The physical and digital landscape is changing quickly, and facilities managers face serious challenges in managing risks across both of those environments. However, there are ways that facilities professionals can manage this new world of risk and help keep assets and occupants safe. At the 2025 IFMA World Workplace conference and expo, three risk experts discussed actionable risk management strategies:
- Colette Temmink, EVP, strategy and delivery, for Voxel
- Marshall MacFarlane, facilities senior project manager for Bell Bank
- Daniel Stonecipher, chief product and technology officer for GeoComm
How Risk Has Changed
The digital transformation has completely changed the playing field, Stonecipher said. “The traditional risks were around physical assets—things that were localized, that you could see,” he explained. “In the digital environment, things are happening invisibly.” One example is work-from-home policies. They’re popular with employees, but they also increase your cybersecurity vulnerability.
Digitally enabled ecosystems used by organizations also come with interdependent risks. The physical environment isn’t just the realm of security or FM anymore—it’s daisy-chained to other departments, such as HR, Stonecipher said.
“There’s a significantly larger number of digital tools and ecosystems in play now, and advancing my playbook from something that was reactionary to a predictive environment speaks to an organization’s level of brand and trust in security,” Stonecipher said. “That high level of brand is going to be completely dependent on their ability to secure their data, and that data needs to be part of the risk management system.”
Managing Risk in the New Environment
“Today’s world is obviously much different than it used to be,” noted MacFarlane. “Things are much faster.” Think about the last time a local business had some kind of negative event, such as a fire, he said. Remember how fast the news spread on social media? “It’s too hard to put the genie back in the bottle,” MacFarlane said. “It happens that fast, in hours or days. We have 24/7 news cycles and instant worldwide communications.”
Other factors affecting risk management today include:
- We’re dispersed, whether that means hybrid work arrangements or global companies. You might have a centralized risk management department, but it’s overseeing people all over the world.
- Technological threats like doxxing and hackers didn’t exist decades ago, but now they’re a major factor in risk management.
- There are perception-based risks, especially on social media, MacFarlane noted: “We have a lot of preconceived notions that are not necessarily accurate that we’re battling against,” he said.
To help manage these new sources of risk, new strategies are needed.
“Risk management can no longer be a secondary function,” MacFarlane said. “Back when it was focused on assets, risk management was assigned to the HR group or the FM group to make sure your regulatory stuff was up to compliance and you followed fire code. You may need more than one risk management person. You may need a department.”
Better training, better company cultures, and more accountability are also crucial, he added. Every employee at your organization has a role in risk management, “whether it’s social media, whether it’s observing OSHA infractions on the floor, or security measures,” MacFarlane said. “If an employee keeps seeing somebody propping the door all the time, address that. You can’t just put folks in those situations—they need to know when to say something, what’s accurate, and what your company’s policies and plans are so they’re feeding the right information.”

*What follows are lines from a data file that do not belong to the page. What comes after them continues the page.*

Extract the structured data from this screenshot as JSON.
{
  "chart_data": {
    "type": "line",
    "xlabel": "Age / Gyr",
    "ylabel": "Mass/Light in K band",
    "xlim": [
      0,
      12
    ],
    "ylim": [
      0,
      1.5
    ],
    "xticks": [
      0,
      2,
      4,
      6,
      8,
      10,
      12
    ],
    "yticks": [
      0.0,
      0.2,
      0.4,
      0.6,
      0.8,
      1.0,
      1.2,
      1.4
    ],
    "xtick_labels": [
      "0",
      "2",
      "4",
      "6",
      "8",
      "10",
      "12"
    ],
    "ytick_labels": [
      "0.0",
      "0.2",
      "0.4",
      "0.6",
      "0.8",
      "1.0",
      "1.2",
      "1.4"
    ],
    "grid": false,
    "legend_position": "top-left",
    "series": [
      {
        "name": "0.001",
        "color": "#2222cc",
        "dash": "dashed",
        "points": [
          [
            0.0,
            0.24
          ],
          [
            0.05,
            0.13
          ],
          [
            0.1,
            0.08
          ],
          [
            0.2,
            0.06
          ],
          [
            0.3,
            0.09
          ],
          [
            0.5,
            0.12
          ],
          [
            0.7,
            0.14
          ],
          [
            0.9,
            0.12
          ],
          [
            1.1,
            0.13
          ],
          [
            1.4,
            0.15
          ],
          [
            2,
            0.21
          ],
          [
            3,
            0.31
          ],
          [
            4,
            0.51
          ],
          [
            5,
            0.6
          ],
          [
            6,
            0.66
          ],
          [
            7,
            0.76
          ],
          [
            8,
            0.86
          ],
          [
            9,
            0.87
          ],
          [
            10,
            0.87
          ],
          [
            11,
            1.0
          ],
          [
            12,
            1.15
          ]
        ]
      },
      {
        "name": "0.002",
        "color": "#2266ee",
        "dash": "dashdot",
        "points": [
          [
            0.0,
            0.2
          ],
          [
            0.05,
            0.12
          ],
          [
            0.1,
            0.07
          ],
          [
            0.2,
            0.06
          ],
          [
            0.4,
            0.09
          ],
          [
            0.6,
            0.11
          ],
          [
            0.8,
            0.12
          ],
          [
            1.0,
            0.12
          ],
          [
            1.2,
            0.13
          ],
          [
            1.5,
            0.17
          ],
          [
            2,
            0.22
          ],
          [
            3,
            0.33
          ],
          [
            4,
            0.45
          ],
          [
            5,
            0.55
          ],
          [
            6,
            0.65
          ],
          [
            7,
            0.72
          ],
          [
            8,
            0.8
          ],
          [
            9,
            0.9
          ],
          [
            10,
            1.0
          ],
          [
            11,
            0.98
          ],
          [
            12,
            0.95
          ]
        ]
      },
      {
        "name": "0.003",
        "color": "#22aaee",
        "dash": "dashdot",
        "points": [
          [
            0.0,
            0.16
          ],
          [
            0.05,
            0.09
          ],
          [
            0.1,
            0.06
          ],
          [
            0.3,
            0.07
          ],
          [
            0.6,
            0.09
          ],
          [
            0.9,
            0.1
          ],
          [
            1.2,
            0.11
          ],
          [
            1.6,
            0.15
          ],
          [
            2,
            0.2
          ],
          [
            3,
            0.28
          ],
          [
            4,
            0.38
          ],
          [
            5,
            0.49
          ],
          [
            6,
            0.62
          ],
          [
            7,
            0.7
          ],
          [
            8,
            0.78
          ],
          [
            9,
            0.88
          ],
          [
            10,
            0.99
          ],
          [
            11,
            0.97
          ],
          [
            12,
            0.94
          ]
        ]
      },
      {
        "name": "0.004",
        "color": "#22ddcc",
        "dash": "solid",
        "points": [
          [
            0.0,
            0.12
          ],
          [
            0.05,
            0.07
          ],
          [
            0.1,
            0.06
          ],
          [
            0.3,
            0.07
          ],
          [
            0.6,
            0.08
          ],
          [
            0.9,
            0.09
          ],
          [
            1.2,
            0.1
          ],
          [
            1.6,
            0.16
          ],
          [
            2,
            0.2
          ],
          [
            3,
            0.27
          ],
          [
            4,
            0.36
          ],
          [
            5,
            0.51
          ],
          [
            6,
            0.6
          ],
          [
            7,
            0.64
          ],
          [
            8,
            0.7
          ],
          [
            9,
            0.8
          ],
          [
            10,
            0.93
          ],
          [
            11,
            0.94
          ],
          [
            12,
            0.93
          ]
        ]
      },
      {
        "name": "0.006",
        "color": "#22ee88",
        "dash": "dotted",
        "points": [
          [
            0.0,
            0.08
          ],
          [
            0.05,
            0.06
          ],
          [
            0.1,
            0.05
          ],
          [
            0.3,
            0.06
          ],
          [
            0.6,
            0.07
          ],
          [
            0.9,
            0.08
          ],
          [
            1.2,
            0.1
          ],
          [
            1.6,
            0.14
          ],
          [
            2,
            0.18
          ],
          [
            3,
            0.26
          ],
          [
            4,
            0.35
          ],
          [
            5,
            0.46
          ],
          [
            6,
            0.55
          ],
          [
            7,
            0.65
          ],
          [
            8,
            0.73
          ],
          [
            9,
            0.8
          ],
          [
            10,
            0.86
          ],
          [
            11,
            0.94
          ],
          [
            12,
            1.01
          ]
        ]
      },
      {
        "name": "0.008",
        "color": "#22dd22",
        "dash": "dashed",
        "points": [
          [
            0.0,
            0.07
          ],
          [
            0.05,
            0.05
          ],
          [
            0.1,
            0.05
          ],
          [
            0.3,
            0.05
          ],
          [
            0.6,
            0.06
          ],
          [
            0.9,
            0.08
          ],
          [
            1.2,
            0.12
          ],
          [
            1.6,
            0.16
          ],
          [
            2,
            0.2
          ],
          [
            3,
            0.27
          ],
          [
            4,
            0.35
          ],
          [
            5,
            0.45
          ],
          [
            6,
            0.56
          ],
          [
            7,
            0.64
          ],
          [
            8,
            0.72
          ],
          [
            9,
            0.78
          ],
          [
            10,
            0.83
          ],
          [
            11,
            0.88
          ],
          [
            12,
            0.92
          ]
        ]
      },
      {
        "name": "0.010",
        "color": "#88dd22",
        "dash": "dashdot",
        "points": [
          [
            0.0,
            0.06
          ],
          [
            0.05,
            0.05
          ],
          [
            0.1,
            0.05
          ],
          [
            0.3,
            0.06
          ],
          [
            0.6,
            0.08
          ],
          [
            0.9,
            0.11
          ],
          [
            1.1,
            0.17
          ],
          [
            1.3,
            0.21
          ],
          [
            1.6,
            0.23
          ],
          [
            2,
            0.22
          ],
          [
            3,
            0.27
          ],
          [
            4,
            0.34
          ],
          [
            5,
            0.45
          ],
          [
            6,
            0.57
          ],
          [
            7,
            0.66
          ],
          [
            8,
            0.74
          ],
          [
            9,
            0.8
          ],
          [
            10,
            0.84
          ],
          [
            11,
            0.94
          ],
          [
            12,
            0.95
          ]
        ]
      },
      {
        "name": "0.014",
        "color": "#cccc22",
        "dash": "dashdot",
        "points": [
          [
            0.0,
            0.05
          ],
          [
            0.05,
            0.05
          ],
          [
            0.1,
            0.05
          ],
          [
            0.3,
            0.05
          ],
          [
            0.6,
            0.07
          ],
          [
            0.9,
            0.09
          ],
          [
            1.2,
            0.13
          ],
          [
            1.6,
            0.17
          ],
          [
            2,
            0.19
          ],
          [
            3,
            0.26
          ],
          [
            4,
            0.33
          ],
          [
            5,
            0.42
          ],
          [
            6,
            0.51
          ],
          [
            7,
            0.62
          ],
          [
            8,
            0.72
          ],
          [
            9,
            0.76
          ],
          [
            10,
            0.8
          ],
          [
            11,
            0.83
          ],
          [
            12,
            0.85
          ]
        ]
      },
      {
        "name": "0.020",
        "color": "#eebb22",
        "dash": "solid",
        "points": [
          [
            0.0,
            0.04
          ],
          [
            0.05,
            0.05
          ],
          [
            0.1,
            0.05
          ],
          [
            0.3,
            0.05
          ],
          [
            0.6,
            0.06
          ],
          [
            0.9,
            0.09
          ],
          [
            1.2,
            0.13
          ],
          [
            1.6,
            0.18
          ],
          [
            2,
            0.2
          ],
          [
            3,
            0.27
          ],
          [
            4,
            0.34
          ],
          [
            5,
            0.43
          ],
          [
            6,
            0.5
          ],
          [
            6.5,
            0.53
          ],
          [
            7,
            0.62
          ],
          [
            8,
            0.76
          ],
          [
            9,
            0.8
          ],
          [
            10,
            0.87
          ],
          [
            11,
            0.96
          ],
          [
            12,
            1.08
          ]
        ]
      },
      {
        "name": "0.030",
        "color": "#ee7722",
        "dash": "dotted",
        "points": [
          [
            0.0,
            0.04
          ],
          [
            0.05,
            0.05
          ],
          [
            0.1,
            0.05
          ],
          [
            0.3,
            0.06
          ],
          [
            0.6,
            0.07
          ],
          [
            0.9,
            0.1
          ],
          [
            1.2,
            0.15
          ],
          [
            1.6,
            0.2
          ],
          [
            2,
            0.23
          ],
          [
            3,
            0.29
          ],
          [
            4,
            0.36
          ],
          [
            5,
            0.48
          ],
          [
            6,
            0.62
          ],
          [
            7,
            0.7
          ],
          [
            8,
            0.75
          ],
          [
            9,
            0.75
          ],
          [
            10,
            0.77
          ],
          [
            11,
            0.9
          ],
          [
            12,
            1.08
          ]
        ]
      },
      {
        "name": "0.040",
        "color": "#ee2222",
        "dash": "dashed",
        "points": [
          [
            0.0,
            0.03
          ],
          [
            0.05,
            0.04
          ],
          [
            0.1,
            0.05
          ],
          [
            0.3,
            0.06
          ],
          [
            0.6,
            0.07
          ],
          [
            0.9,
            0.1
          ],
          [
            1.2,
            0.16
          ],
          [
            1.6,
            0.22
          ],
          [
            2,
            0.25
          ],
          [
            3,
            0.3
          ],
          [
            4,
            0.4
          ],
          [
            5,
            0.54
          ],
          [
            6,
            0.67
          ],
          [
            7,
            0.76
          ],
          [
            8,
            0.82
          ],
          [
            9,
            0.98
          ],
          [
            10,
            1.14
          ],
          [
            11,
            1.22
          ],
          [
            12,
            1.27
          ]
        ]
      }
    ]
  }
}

Risk managers also need to be technologically savvy, whether they’re playing offense or defense, and understand public perceptions, MacFarlane added. A new collaborative approach is needed where IT, HR, media relations, and facilities managers all have active roles.
The Future of Risk Management—Challenges and Opportunities
One of the major shifts in risk management is moving from compliance to strategy, Stonecipher said. AI tools, digital twins, and interconnected systems can help facilitate that shift by detecting issues at a pace and level of detail that humans simply can’t. However, AI isn’t the silver bullet that some would like to think it is.
“People think of AI as something that’s providing an irrefutable source of truth, and there’s becoming a reliance on that irrefutable truth, but that data model is continuously being updated,” Stonecipher said. “There’s information going into the model, and biases can be introduced into that model. If you have a cultural shift or your organization thinks in a certain way and feeds in information that is biased, your model can give you biased data.”
Risk management can sometimes feel like an anchor or like a fire that has to be contained, Stonecipher added. But there’s also an upside to risk. When you integrate risk management with safeguards around revenue, operations, and reputation, that has a positive impact on your business.
“How am I tying all of this together? How am I strategically, as a business, thinking about risk and using that as a motivator? How am I advancing my organization?” asked Stonecipher, noting that risk can be a strategic lever to invest money in the right places. “This is forcing resiliency by design.”